# Official: Scorpio Maurus Care



## Shane F. (Mar 11, 2010)

Will dry coconut fiber make a goof substrate for this desert scorpion?
Is 3-4 inches good for it?
Can I feed it mealworms?
(oh and I have raised scorpions for 5 years, never dealt with this one, its supposed to be more humid than a desert scorpion)
I have a 10g long tank, will that work for one or two(no one knows if they are communal)
Will anyone sell me some? Any size?


----------



## snappleWhiteTea (Mar 11, 2010)

I'm not really vouching for all this info, i got it all from the pet owners manual, for the most part it i would say its accurate though. 

*they are not arborial.
*the venom potency is 2/5. 5 being worst.
*there habitat is arid
*substrate can be composite sand or tapmed, maybe soem rocks.
*they burrow
*they are moderatly agressive
*communal
*they are preatty quick
*temp should be around 85
*hey can have a water dish

hope this helps you out.


----------



## Shane F. (Mar 11, 2010)

yeah, it helps thanks. I know they aren't arboreal, lol! But I thik Coco fiber dry will be ok.


----------



## snappleWhiteTea (Mar 11, 2010)

Shane F. said:


> yeah, it helps thanks. I know they aren't arboreal, lol! But I thik Coco fiber dry will be ok.

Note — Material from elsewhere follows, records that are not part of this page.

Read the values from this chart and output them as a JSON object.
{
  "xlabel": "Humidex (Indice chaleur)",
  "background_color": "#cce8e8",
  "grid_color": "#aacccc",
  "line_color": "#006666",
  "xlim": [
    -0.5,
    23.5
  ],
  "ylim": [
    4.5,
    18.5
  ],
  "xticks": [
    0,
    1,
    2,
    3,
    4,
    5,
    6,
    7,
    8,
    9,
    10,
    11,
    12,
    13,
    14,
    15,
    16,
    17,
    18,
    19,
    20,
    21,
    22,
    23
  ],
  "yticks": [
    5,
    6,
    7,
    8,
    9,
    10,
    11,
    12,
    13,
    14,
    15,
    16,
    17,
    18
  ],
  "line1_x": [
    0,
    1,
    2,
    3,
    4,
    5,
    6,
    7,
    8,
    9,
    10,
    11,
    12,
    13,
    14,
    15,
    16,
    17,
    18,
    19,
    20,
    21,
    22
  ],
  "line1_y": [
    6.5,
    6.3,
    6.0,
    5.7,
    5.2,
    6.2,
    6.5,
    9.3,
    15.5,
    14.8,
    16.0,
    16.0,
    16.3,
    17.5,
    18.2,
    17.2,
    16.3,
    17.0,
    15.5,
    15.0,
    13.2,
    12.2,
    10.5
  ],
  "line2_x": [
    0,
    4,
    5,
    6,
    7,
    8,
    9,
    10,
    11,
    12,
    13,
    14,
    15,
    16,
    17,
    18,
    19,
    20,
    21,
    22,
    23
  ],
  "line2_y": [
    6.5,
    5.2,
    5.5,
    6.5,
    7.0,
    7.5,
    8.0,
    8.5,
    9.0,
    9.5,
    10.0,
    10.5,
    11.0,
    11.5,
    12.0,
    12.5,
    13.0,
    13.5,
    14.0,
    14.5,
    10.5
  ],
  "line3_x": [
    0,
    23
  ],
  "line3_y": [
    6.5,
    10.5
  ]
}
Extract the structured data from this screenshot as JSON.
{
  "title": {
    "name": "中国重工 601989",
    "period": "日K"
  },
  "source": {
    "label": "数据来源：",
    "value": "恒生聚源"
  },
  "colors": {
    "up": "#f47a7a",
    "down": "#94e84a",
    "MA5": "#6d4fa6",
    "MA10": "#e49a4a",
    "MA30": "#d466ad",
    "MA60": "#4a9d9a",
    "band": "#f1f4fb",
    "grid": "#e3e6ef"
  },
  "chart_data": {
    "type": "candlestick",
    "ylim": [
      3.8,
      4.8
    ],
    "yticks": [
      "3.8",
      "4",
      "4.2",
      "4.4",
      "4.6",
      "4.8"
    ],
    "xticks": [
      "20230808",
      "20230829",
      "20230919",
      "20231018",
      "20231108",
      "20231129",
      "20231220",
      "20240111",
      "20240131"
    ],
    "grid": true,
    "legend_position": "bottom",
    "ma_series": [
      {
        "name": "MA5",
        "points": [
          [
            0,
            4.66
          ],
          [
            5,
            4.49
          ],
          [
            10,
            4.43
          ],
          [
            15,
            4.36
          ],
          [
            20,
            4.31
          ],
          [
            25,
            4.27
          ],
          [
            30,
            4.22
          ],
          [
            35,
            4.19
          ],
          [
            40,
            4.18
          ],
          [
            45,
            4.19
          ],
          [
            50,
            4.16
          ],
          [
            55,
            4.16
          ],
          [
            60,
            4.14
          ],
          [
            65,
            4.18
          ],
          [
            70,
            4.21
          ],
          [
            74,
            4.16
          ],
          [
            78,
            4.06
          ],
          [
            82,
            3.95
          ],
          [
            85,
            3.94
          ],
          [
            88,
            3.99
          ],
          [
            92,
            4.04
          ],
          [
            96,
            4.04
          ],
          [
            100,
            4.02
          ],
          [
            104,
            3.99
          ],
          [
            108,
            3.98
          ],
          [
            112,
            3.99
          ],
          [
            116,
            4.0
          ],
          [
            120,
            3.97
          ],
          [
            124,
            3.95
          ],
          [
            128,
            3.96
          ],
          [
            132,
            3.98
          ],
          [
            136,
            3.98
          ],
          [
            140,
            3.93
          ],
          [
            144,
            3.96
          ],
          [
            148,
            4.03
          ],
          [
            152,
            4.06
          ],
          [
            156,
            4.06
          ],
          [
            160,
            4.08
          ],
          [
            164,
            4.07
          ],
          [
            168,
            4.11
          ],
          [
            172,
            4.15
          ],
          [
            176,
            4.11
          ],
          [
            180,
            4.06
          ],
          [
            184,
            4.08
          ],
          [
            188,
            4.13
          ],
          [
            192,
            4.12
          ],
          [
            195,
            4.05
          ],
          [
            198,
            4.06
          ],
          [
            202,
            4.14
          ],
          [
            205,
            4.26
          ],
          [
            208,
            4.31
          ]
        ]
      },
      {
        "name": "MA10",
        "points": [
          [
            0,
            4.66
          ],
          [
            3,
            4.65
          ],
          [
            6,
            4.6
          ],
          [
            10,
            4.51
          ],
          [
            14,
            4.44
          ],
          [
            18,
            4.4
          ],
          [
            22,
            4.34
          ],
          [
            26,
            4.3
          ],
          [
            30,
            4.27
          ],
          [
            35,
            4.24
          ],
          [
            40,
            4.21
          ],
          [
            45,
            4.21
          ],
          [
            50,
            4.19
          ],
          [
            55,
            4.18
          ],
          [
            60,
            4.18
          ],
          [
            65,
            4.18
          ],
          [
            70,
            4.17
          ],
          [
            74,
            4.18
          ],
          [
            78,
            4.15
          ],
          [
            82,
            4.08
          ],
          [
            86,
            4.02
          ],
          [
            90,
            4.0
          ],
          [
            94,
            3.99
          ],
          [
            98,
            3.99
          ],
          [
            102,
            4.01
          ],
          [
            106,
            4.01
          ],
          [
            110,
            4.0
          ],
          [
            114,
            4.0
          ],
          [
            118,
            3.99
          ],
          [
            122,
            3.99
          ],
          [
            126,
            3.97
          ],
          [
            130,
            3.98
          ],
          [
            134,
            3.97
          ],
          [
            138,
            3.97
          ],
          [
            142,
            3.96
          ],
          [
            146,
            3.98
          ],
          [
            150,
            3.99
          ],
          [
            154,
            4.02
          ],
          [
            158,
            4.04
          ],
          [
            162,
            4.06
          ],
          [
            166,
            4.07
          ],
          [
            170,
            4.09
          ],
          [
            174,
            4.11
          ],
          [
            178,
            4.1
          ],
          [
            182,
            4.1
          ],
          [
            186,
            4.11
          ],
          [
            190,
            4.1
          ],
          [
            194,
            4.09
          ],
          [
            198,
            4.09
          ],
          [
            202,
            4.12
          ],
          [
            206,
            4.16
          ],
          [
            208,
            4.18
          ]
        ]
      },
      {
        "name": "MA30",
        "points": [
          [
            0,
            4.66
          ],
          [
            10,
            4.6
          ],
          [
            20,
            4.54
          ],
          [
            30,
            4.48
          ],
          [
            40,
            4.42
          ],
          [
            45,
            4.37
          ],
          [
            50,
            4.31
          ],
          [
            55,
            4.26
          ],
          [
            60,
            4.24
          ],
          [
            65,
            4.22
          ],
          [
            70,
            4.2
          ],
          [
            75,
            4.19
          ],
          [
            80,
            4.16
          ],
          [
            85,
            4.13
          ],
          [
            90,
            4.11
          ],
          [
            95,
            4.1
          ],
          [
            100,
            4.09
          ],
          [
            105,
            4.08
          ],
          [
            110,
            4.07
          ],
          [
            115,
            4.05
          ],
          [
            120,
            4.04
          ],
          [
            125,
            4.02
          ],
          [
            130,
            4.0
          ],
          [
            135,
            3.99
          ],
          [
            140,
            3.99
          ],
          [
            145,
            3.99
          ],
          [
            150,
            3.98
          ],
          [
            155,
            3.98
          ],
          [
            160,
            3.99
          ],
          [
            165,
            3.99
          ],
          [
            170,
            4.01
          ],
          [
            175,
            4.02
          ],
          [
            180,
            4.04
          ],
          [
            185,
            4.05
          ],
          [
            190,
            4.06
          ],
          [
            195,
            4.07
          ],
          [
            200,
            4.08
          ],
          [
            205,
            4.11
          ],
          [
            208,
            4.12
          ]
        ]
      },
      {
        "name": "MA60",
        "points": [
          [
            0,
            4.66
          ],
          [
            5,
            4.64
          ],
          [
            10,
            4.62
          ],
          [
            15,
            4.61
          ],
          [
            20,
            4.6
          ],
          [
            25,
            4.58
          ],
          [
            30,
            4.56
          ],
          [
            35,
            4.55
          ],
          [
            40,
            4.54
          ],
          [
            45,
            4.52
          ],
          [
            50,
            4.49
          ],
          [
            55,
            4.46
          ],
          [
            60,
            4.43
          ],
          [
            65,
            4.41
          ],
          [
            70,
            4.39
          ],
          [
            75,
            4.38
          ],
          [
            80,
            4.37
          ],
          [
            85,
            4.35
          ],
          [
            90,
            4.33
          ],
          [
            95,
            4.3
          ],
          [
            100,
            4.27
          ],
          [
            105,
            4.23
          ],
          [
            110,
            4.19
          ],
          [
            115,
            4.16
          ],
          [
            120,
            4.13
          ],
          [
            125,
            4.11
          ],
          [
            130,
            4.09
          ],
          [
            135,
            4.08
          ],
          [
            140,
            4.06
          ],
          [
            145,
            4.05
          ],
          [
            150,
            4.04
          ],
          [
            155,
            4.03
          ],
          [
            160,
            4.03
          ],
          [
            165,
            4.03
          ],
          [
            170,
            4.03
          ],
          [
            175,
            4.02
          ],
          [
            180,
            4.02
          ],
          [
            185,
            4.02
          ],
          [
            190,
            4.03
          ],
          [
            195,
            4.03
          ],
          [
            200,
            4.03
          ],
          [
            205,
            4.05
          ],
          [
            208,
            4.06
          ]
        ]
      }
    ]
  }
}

yeah, unless your using clay to make it suitable to burrow sand and coco fiber are the same lol


----------



## SixShot666 (Mar 12, 2010)

This species don't live too long in captivity....I have mine for about 6 months so far. But my friend's Golden Israeli only lived for about a year. Put them in cali-sand or play sand mixture, spray their enclosure once a week and have a water dish for them. They may be small but are quite ferocious and defensive with their pincers and sting.


----------



## Michiel (Mar 12, 2010)

These are known as hard to keep, and this is largely based on the fact that many specimens come from imports, mostly adults, and older adults obviously die quicker. It is not totally true that these are hard to keep.

You can't used the dry cocofiber as substrate alone. As they live in arid sandy areas and are obligate burrowers, you need to try to reproduce this in captivity. So use sand as substrate, maybe mixed with some humus and a "binding agent" so that the scorps can dig further in pre-dug burrows.
Some cork and stones as hides. And, the trick is to give them a bit moisture, so mist one corner lightly weekly and provide a small bottle cap for drinking. 
Try to buy subadults, as you can keep these longer, and try to breed them to provide captive bred specimens.


----------